A lot of people like to save their documents directly on the desktop. This can lead to undesirable situations. If redirected folders aren’t used and a person logs on to another pc, their saved documents on the desktop are gone. When redirected folders are used, it can affect logon times and an unwanted and uncontrolled growth of data (e.g. which copy is the most recent and valid copy, ISO 9001 issue!). Also saving files on a desktop in a server based computing environment isn’t something desirable!
So the idea is to restrict people in writing documents to the desktop except for shortcuts and URLs. Easier said than done! I’ve found the following solution to work well. It is using folder redirection of the desktop to a file server, then on that folder we set a file screening for all files except *.lnk and *.url causing any attempt to save another type of file an access denied error.
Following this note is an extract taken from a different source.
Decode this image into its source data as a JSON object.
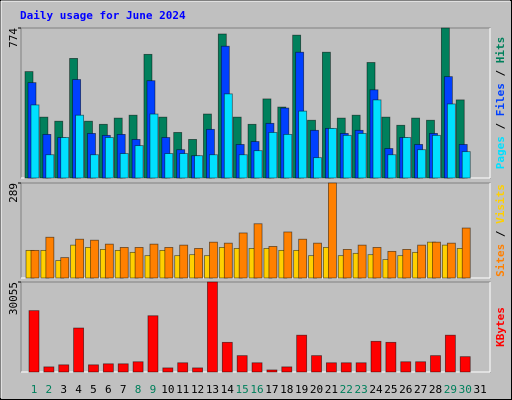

Folder redirection can be configured using a group policy object in AD, or within a solution like RES Workspace Manager which is widely used in server based computing environments.
Step 1. Create share on file server
In order to enable folder redirection, a share on a file server is needed. The share itself will have everyone – full control permissions, the actual file permissions are set on NTFS level. Important one to set is Creator Owner to full control!
Normally when folder redirection is used, not just the desktop is redirected but also the documents folder etc. This normally leads to a folder structure like:
This structure makes is quite difficult to restrict file creation on just the desktop folders. So it’s easier to redirect the desktops to a separate share, something like this:
\\fileserver\desktops leading to
By putting the file screening on the \\fileshare\desktop all subfolders are automatically screened as well
Step 2. Configure the file screening
On the file server make sure the role “File server resource manager” is installed. This role is available in Windows Server since version 2003 R2.
Open the File Server Resource Manager console and expand File Screening Management:
Right click on File Screens and choose “create file screen”
Select the physical path you want to put the file screen on:
Next a custom file screen must be created. Select “Define custom file screen properties” and click on the button “Custom Properties”
There are two option to perform file screening: active and passive. To actually block files from being written, the Active screening is used.
We are going to define our own file group instead of using one of the predefined ones. Click on the “Create” button
Give a name to the new file group and enter *.* for files to include. This will block ANY file to be written to the file location. For desktops we want to allow shortcuts (*.lnk) and Internet URLs (*.url) so we add those extensions to the “Files to exclude”
Once finished click on “OK”
Now make sure that the newly created file group is selected and click “OK” again
Once the new file screen has been saved, it is active. No files can be saved anymore except for shortcuts and URLs!